Na prática, funciona assim: quanto maior o consumo, maior será o peso da bandeira na conta. A cada bloco de 100 kWh utilizado, entram mais R$ 1,885 na cobrança. O motivo está longe das tomadas de casa e passa pelos reservatórios das hidrelétricas.
Segundo o governo, o Brasil atravessa o período seco. Com menos água nos reservatórios, diminui a geração de energia pelas hidrelétricas. Para atender à demanda, é necessário recorrer às usinas termelétricas, cuja geração custa mais.
“A sinalização reflete condições menos favoráveis de geração de energia no país, com necessidade de utilização de fontes de geração com custos mais elevados”, disse a Aneel.

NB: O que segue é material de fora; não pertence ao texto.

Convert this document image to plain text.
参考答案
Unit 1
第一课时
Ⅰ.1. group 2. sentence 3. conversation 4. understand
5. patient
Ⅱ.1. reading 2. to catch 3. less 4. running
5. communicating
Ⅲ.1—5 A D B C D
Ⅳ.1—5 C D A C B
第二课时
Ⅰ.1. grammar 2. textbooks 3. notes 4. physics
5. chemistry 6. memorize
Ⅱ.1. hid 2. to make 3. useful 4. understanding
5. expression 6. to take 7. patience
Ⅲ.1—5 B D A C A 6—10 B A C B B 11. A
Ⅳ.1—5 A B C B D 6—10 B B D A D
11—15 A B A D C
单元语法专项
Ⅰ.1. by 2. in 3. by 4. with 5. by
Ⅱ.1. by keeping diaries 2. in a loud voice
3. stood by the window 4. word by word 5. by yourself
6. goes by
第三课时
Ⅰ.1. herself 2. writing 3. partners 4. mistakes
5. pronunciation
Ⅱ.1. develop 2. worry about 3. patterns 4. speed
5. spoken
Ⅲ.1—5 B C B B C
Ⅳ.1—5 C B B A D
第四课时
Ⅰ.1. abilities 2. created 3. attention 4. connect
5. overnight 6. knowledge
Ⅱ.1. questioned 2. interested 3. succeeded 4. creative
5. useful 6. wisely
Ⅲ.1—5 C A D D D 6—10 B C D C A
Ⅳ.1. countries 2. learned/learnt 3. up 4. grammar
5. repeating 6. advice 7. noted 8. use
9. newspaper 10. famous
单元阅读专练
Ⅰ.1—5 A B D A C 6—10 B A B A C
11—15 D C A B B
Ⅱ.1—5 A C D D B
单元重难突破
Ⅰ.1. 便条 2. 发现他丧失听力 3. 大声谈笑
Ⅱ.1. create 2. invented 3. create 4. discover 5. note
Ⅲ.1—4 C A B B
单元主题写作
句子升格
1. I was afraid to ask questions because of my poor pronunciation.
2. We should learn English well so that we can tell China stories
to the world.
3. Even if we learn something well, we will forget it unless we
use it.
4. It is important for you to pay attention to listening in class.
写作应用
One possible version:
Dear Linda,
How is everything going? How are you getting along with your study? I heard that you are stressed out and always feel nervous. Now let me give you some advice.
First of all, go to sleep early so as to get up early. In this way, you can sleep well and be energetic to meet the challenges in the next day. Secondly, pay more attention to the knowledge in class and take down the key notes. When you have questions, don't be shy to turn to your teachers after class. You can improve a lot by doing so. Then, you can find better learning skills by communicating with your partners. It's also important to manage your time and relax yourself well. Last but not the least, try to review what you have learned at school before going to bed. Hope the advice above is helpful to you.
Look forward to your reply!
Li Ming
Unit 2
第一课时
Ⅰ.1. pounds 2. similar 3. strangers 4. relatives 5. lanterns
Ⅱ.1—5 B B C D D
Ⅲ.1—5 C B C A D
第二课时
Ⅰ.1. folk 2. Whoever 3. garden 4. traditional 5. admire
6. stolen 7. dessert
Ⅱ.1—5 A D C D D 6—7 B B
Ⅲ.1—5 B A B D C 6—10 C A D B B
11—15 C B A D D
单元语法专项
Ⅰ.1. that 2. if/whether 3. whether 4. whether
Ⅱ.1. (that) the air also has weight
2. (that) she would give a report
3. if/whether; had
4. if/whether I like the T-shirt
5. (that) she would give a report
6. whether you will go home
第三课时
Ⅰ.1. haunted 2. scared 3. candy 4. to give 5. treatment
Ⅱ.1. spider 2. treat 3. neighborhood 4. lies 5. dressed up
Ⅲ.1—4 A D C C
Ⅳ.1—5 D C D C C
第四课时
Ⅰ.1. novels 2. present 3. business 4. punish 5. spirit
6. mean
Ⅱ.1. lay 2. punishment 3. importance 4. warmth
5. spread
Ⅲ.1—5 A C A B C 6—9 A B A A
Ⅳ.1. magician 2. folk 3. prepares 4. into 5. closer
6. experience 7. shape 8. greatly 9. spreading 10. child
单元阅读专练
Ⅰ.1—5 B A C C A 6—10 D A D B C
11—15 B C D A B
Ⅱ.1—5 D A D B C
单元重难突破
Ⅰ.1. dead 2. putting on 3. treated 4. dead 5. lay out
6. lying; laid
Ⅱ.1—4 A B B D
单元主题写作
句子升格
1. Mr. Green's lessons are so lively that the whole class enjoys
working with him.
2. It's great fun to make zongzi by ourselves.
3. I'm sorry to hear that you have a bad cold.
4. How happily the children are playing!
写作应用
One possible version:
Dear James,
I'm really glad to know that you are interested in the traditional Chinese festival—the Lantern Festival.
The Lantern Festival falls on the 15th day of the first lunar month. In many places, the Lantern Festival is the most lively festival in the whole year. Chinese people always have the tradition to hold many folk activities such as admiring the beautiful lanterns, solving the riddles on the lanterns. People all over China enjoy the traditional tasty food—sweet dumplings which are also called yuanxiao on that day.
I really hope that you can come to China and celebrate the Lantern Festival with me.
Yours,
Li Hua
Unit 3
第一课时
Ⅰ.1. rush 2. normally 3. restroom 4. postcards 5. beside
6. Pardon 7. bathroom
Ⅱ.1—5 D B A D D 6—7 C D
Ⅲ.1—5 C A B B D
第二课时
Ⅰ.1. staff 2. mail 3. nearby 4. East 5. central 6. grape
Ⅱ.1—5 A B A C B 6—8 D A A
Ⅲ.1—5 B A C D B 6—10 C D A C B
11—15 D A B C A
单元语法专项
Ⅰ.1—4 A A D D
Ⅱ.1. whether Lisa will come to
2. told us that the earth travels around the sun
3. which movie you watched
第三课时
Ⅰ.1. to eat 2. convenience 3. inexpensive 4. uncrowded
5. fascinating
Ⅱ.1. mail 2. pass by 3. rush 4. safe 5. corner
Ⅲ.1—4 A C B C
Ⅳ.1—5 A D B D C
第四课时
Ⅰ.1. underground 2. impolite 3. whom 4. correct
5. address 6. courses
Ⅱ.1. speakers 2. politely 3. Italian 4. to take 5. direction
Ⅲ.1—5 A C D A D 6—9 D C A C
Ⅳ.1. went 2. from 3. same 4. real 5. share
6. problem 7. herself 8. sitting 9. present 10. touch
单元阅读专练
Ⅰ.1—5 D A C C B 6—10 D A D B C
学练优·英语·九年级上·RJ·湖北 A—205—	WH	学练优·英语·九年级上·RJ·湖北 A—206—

É justamente esse aumento no custo de produzir eletricidade que as bandeiras tentam mostrar ao consumidor.
Criado pela Aneel em 2015, o sistema funciona como uma espécie de sinal das condições de geração de energia no país. As cores indicam quanto está custando produzir a eletricidade que chega às casas, aos estabelecimentos comerciais e às indústrias atendidas pelo SIN.

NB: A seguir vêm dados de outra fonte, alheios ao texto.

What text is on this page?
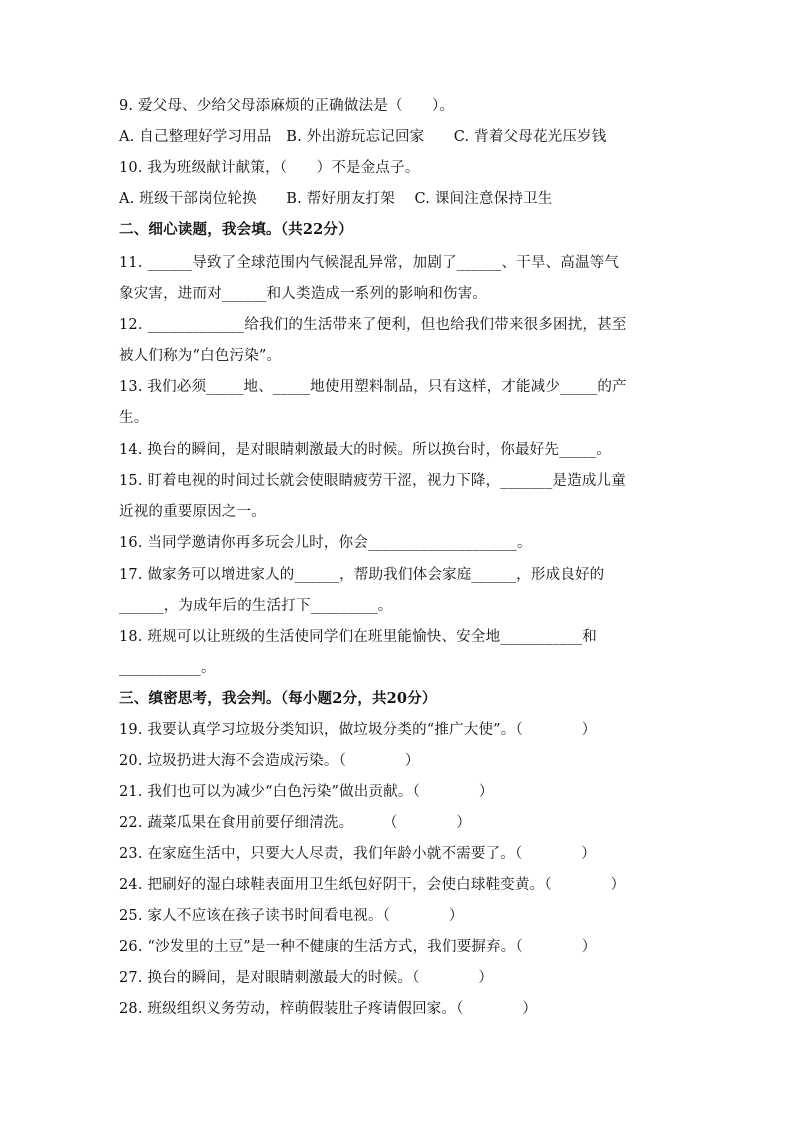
9. 爱父母、少给父母添麻烦的正确做法是（　　）。
A. 自己整理好学习用品　B. 外出游玩忘记回家　　C. 背着父母花光压岁钱
10. 我为班级献计献策，（　　）不是金点子。
A. 班级干部岗位轮换　　B. 帮好朋友打架　 C. 课间注意保持卫生
二、细心读题，我会填。（共22分）
11. ______导致了全球范围内气候混乱异常，加剧了______、干旱、高温等气
象灾害，进而对______和人类造成一系列的影响和伤害。
12. _____________给我们的生活带来了便利，但也给我们带来很多困扰，甚至
被人们称为“白色污染”。
13. 我们必须_____地、_____地使用塑料制品，只有这样，才能减少_____的产
生。
14. 换台的瞬间，是对眼睛刺激最大的时候。所以换台时，你最好先_____。
15. 盯着电视的时间过长就会使眼睛疲劳干涩，视力下降，_______是造成儿童
近视的重要原因之一。
16. 当同学邀请你再多玩会儿时，你会____________________。
17. 做家务可以增进家人的______，帮助我们体会家庭______，形成良好的
______，为成年后的生活打下_________。
18. 班规可以让班级的生活使同学们在班里能愉快、安全地___________和
___________。
三、缜密思考，我会判。（每小题2分，共20分）
19. 我要认真学习垃圾分类知识，做垃圾分类的“推广大使”。（　　　　）
20. 垃圾扔进大海不会造成污染。（　　　　）
21. 我们也可以为减少“白色污染”做出贡献。（　　　　）
22. 蔬菜瓜果在食用前要仔细清洗。　　　（　　　　）
23. 在家庭生活中，只要大人尽责，我们年龄小就不需要了。（　　　　）
24. 把刷好的湿白球鞋表面用卫生纸包好阴干，会使白球鞋变黄。（　　　　）
25. 家人不应该在孩子读书时间看电视。（　　　　）
26. “沙发里的土豆”是一种不健康的生活方式，我们要摒弃。（　　　　）
27. 换台的瞬间，是对眼睛刺激最大的时候。（　　　　）
28. 班级组织义务劳动，梓萌假装肚子疼请假回家。（　　　　）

Quando a bandeira está verde, não há cobrança adicional. O amarelo indica condições menos favoráveis e acrescenta cerca de R$ 1,88 a cada 100 kWh consumidos.

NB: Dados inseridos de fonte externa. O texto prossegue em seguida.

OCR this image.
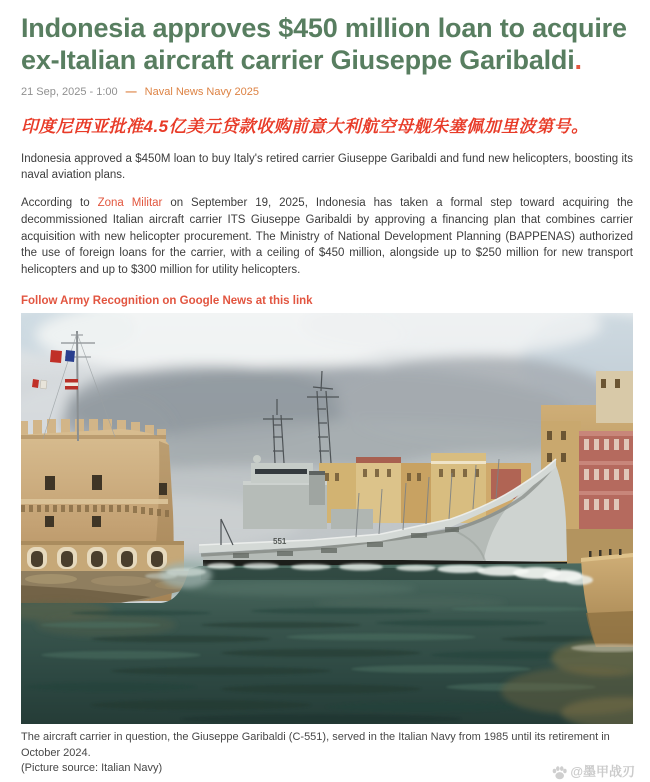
Indonesia approves $450 million loan to acquire ex-Italian aircraft carrier Giuseppe Garibaldi.
21 Sep, 2025 - 1:00 — Naval News Navy 2025
印度尼西亚批准4.5亿美元贷款收购前意大利航空母舰朱塞佩加里波第号。

Indonesia approved a $450M loan to buy Italy's retired carrier Giuseppe Garibaldi and fund new helicopters, boosting its naval aviation plans.

According to Zona Militar on September 19, 2025, Indonesia has taken a formal step toward acquiring the decommissioned Italian aircraft carrier ITS Giuseppe Garibaldi by approving a financing plan that combines carrier acquisition with new helicopter procurement. The Ministry of National Development Planning (BAPPENAS) authorized the use of foreign loans for the carrier, with a ceiling of $450 million, alongside up to $250 million for new transport helicopters and up to $300 million for utility helicopters.

Follow Army Recognition on Google News at this link
551
The aircraft carrier in question, the Giuseppe Garibaldi (C-551), served in the Italian Navy from 1985 until its retirement in October 2024.
(Picture source: Italian Navy)	@墨甲战刃
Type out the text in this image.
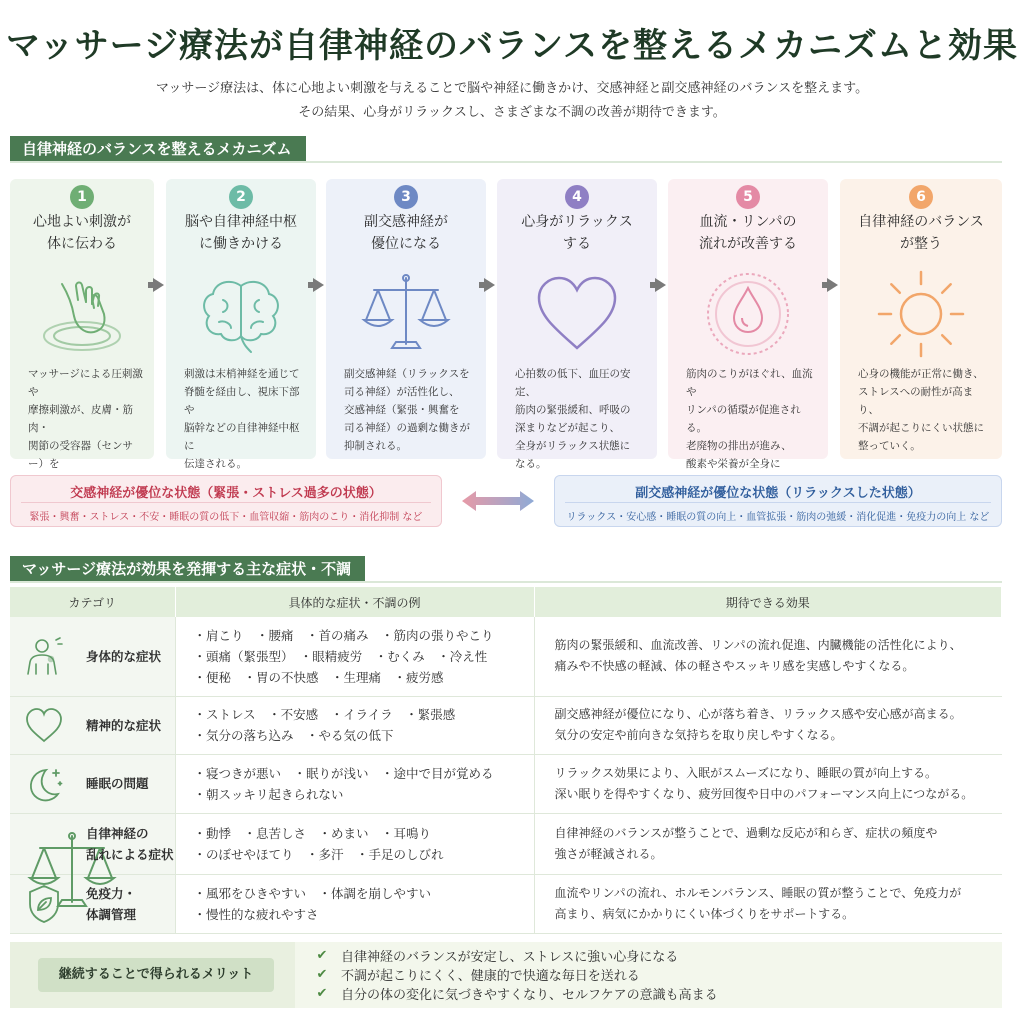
マッサージ療法が自律神経のバランスを整えるメカニズムと効果
マッサージ療法は、体に心地よい刺激を与えることで脳や神経に働きかけ、交感神経と副交感神経のバランスを整えます。
その結果、心身がリラックスし、さまざまな不調の改善が期待できます。
自律神経のバランスを整えるメカニズム
1
心地よい刺激が
体に伝わる
マッサージによる圧刺激や
摩擦刺激が、皮膚・筋肉・
関節の受容器（センサー）を

2
脳や自律神経中枢
に働きかける
刺激は末梢神経を通じて
脊髄を経由し、視床下部や
脳幹などの自律神経中枢に
伝達される。
3
副交感神経が
優位になる
副交感神経（リラックスを
司る神経）が活性化し、
交感神経（緊張・興奮を
司る神経）の過剰な働きが
抑制される。
4
心身がリラックス
する
心拍数の低下、血圧の安定、
筋肉の緊張緩和、呼吸の
深まりなどが起こり、
全身がリラックス状態に
なる。
5
血流・リンパの
流れが改善する
筋肉のこりがほぐれ、血流や
リンパの循環が促進される。
老廃物の排出が進み、
酸素や栄養が全身に

6
自律神経のバランス
が整う
心身の機能が正常に働き、
ストレスへの耐性が高まり、
不調が起こりにくい状態に
整っていく。
交感神経が優位な状態（緊張・ストレス過多の状態）
緊張・興奮・ストレス・不安・睡眠の質の低下・血管収縮・筋肉のこり・消化抑制 など
副交感神経が優位な状態（リラックスした状態）
リラックス・安心感・睡眠の質の向上・血管拡張・筋肉の弛緩・消化促進・免疫力の向上 など
マッサージ療法が効果を発揮する主な症状・不調
カテゴリ	具体的な症状・不調の例	期待できる効果

身体的な症状	・肩こり　・腰痛　・首の痛み　・筋肉の張りやこり
・頭痛（緊張型）　・眼精疲労　・むくみ　・冷え性
・便秘　・胃の不快感　・生理痛　・疲労感	筋肉の緊張緩和、血流改善、リンパの流れ促進、内臓機能の活性化により、
痛みや不快感の軽減、体の軽さやスッキリ感を実感しやすくなる。

精神的な症状	・ストレス　・不安感　・イライラ　・緊張感
・気分の落ち込み　・やる気の低下	副交感神経が優位になり、心が落ち着き、リラックス感や安心感が高まる。
気分の安定や前向きな気持ちを取り戻しやすくなる。

睡眠の問題	・寝つきが悪い　・眠りが浅い　・途中で目が覚める
・朝スッキリ起きられない	リラックス効果により、入眠がスムーズになり、睡眠の質が向上する。
深い眠りを得やすくなり、疲労回復や日中のパフォーマンス向上につながる。

自律神経の
乱れによる症状	・動悸　・息苦しさ　・めまい　・耳鳴り
・のぼせやほてり　・多汗　・手足のしびれ	自律神経のバランスが整うことで、過剰な反応が和らぎ、症状の頻度や
強さが軽減される。

免疫力・
体調管理	・風邪をひきやすい　・体調を崩しやすい
・慢性的な疲れやすさ	血流やリンパの流れ、ホルモンバランス、睡眠の質が整うことで、免疫力が
高まり、病気にかかりにくい体づくりをサポートする。
継続することで得られるメリット
✔ 自律神経のバランスが安定し、ストレスに強い心身になる
✔ 不調が起こりにくく、健康的で快適な毎日を送れる
✔ 自分の体の変化に気づきやすくなり、セルフケアの意識も高まる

Se o cenário fica mais caro, o sinal muda para vermelho.
No Patamar 1 da bandeira vermelha, o adicional sobe para R$ 4,46 por 100 kWh. No Patamar 2, usado quando as condições de geração são ainda mais custosas, o acréscimo chega a R$ 7,87 pelo mesmo consumo.
As cores são definidas a partir da previsão de variação do custo da energia em cada mês. Por isso, elas podem mudar conforme as condições enfrentadas pelo sistema elétrico.
Com setembro novamente no amarelo, a Aneel também reforçou um conselho simples: prestar atenção no consumo. “Pequenas mudanças de hábito podem contribuir para reduzir o consumo e ajudar no controle dos gastos com a conta de luz”, recomenda.
Depois de cinco meses seguidos de bandeira amarela, a mensagem que chega junto com a conta é fácil de entender: enquanto produzir energia estiver mais caro, desperdiçar eletricidade também vai pesar mais no bolso.